Maison du Dragon est de retour avec une première de la saison trois qui a été émotionnellement dévastatrice dans la manière dont le public s’attend à ce que le Game of Thrones série préquelle. L’épisode était rempli de vilains rappels que la guerre est un enfer et que ceux qui sont les moins capables de comprendre les coûts brutaux de la guerre sont les plus susceptibles d’en être consumés. Mais même si les scènes d’action de la première peuvent rivaliser avec les meilleures de la franchise, d’autres parties sont tombées à plat, en particulier un moment avec la reine Rhaenyra que je ne pense pas pouvoir jamais pardonner.

Je peux le déclarer en toute confiance dès maintenant : La Bataille du Gosier obtient automatiquement l’accès aux meilleures scènes de combat de tout le monde.

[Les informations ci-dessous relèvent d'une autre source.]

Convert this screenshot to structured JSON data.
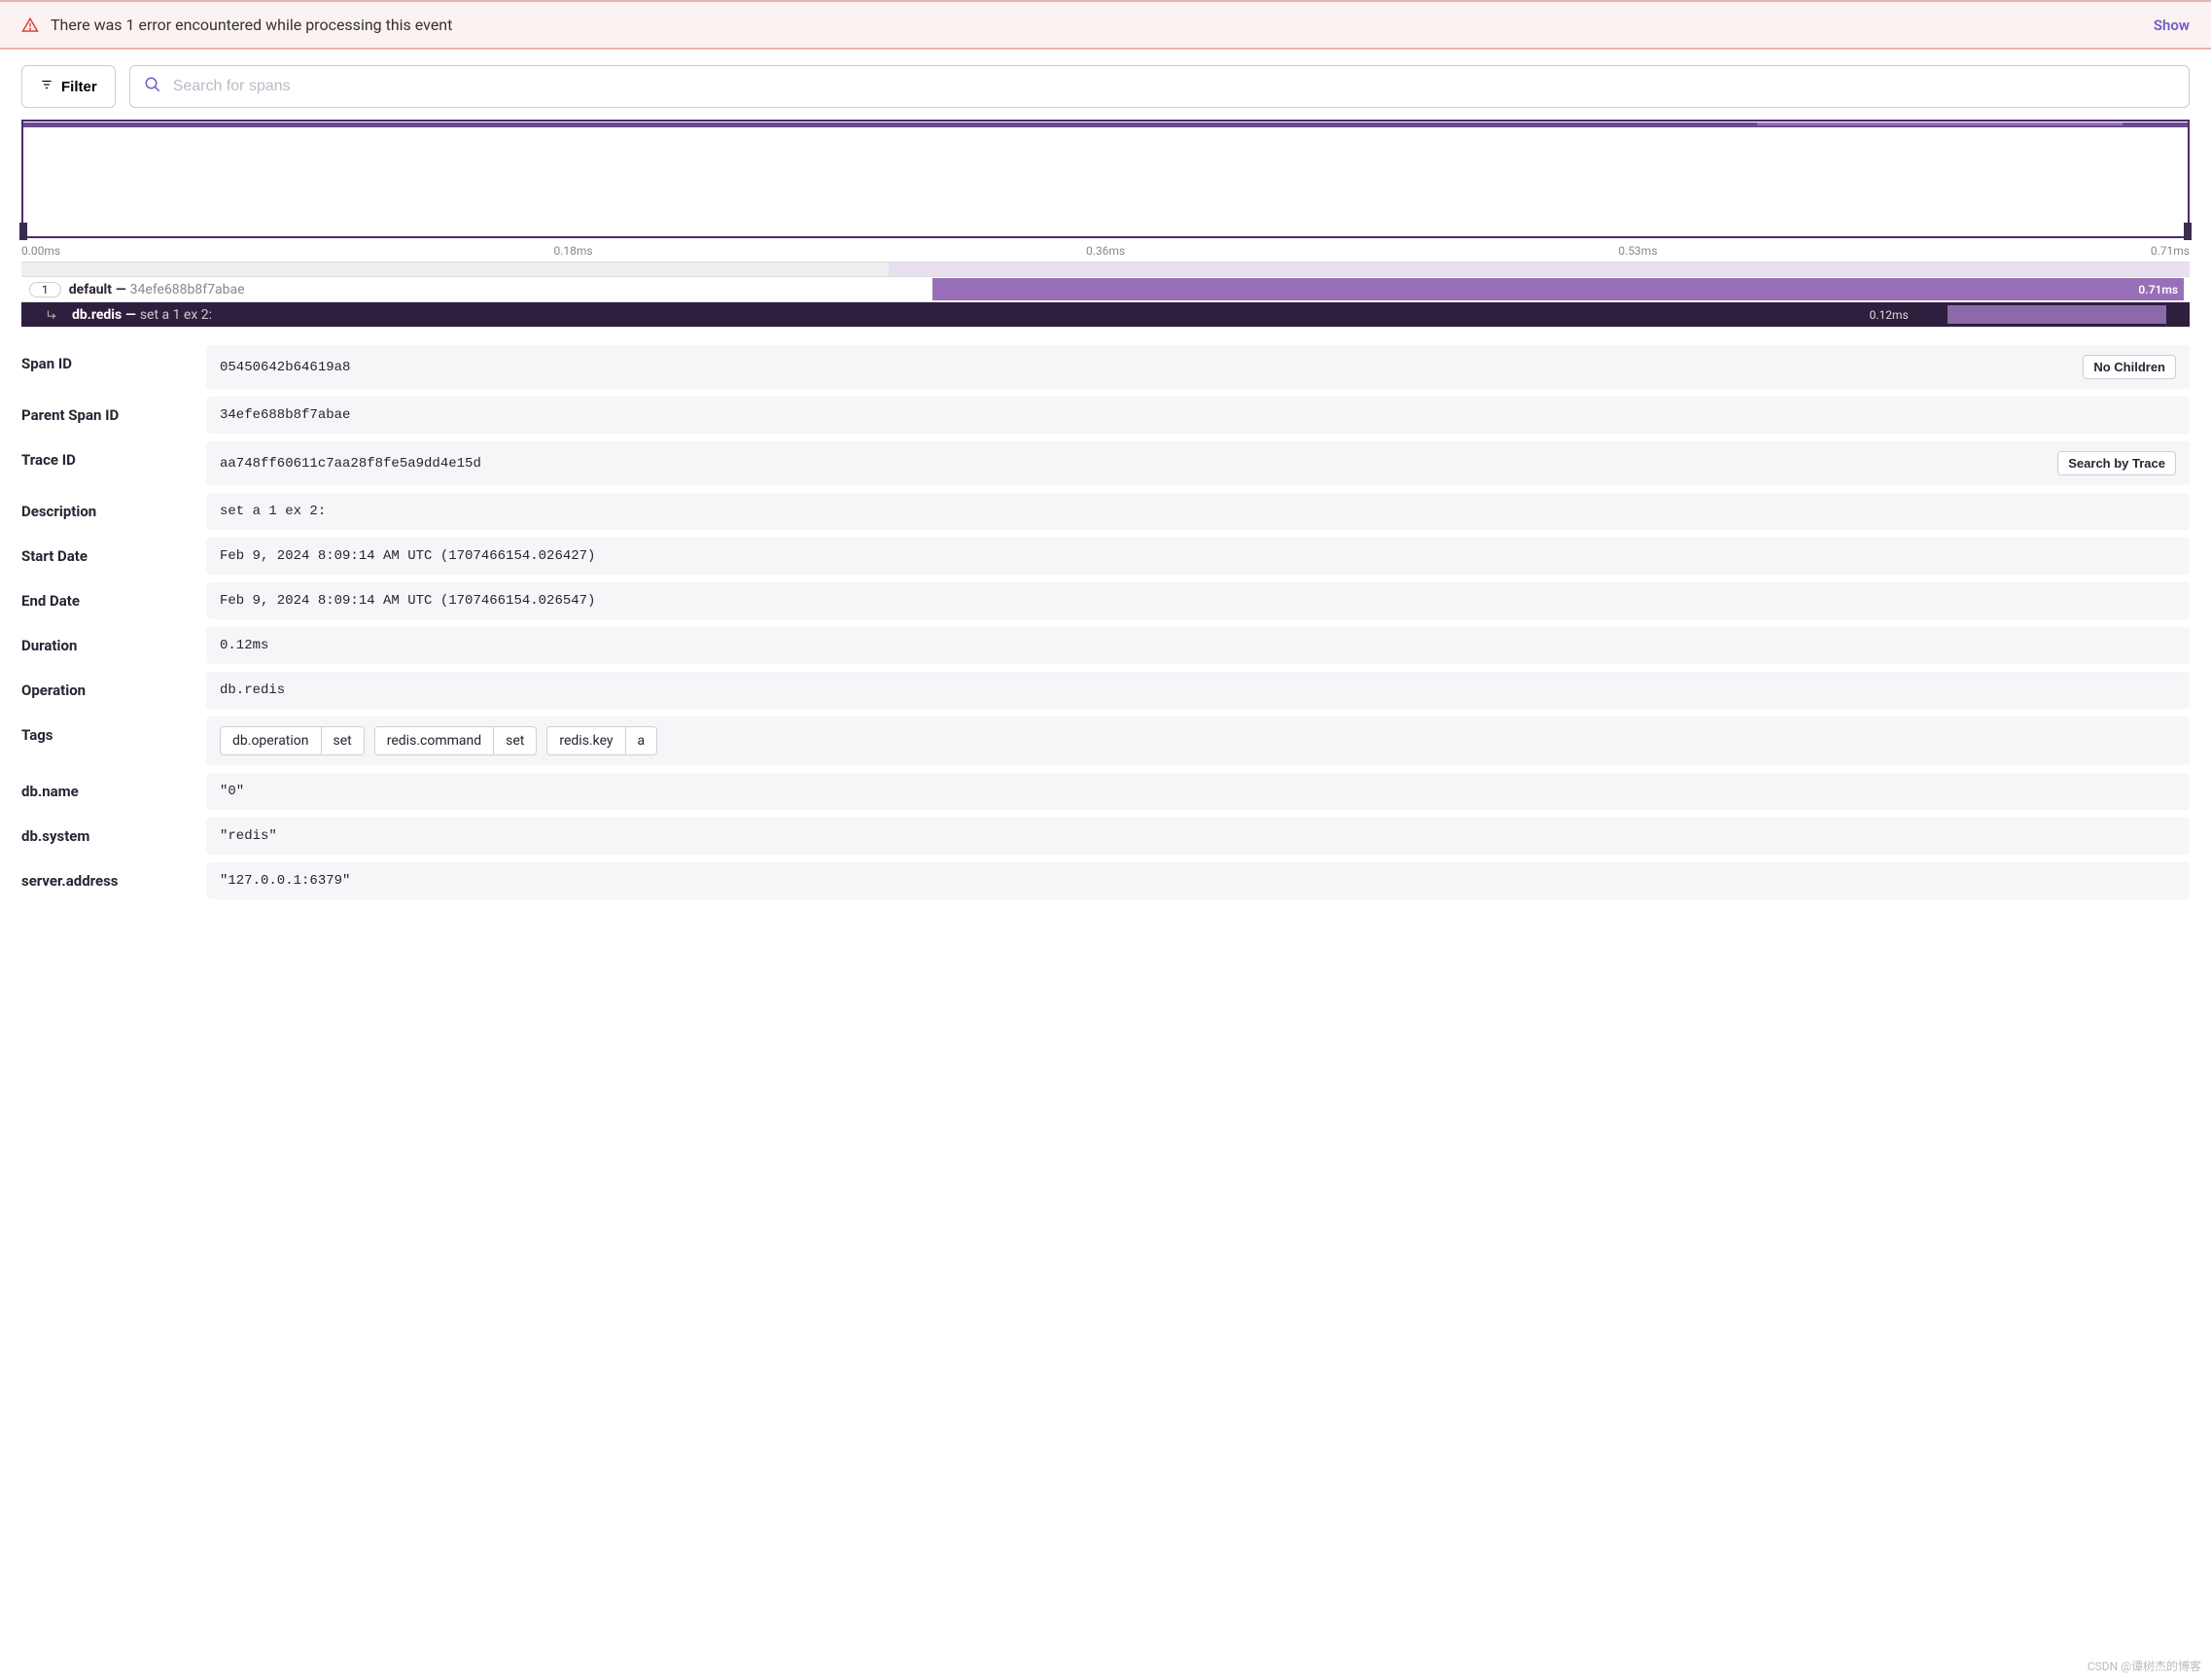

Game of Thrones histoire. Sa qualité de scène d’action tendue, viscérale et conséquente place la bataille aux côtés des grands de la franchise, à égalité avec la Bataille des Bâtards, le siège de Winterfell, Hardhome et le Procès des Sept. La Bataille du Gullet nous a également apporté de la grandeur au-delà de l’action avec deux personnages qui vont beaucoup me manquer : l’amiral Sharako Lohar et son navire le Bitchfist.

Nous avons rencontré l’amiral Lohar – joué par l’actrice trans Abigail Thorn – la saison dernière, et même si nous avons eu un bref aperçu de ce à quoi ressemblait ce personnage à l’époque, dans cet épisode, elle a vraiment pu briller. Elle était incroyablement amusante à regarder, commandant son Bitchfist (mon Dieu, quel nom incroyable pour un navire) avec une intensité déterminée que nous n’avons généralement pas l’occasion de voir chez les guerrières de la série. L’amiral Lohar est comme si Brienne de Tarth avait le sens de l’humour, et il est rare qu’un personnage introduit et supprimé si rapidement soit si mémorable qu’elle fasse honte aux personnages principaux, en particulier la reine Rhaenyra Targaryan.

Pendant que la bataille fait rage, ailleurs, la reine Rhaenyra est en colère parce que personne ne la laissera envoyer son dragon jusqu’au Gosier pour sauver ses forces navales attaquées. Je comprends que la métaphore plus profonde de Maison du Dragon est un traité sur la misogynie et le refus de Westeros de tolérer une femme dirigeante pour le bien d’un homme, malgré l’inaptitude de cet homme. (Cela vous semble familier, non ?) La reine Rhaenyra est frustrée que les hommes qui l’entourent, y compris sa propre garde royale et son fils, ne la prennent pas au sérieux. Jusqu’à présent, Rhaenyra a géré cette frustration avec grâce et il semblait que les scénaristes la construisaient – ​​lui faisant endurer ces indignités jusqu’à ce qu’elle n’en puisse plus, craque et tire une Daenerys. Mais avec cet épisode, c’était comme si les scénaristes avaient complètement raté le but avec sa caractérisation. Lorsque ses efforts pour l’aider dans le Gullet sont contrecarrés et qu’elle est enfermée dans sa chambre, Rhaenyra commence à découper sa robe, sanglotant tout en bâtardant une citation de ma reine préférée de l’histoire, la reine Elizabeth I. Elle a déclaré : « Je peux sembler avoir le corps faible et faible d’une femme, mais je possède le cœur et l’esprit d’un roi.

J’apprécie que les gens dans la salle des écrivains soient des étudiants en histoire et souhaitent établir des comparaisons entre Rhaenyra et l’une des plus grandes dirigeantes de toute l’histoire, mais ils n’auraient pas pu choisir une pire façon de le faire. Lorsque la bonne reine Bess a dit : « Je sais que j’ai le corps, mais celui d’une femme faible et faible ; mais j’ai le cœur et l’estomac d’un roi », elle l’a crié à cheval, vêtue d’une armure, en s’adressant à son armée avant la défaite surprise de la marine anglaise contre l’Armada espagnole en 1588. Dans la bouche de Rhaenyra, donnée en larmes à l’un de ses conseillers, les mots perdent tout le poids de leur puissance historique. Ils perdent tout leur sens. Pendant ce temps, il y a une femme à l’autre bout du monde, qui déchire la merde avec son Bitchfist, cela aurait été parfait pour un one-liner comme celui-là. Si l’amiral Lohar avait prononcé une version remixée de la citation de la reine Elizabeth, je me serais levé et j’aurais applaudi et la moitié d’Internet m’aurait applaudi.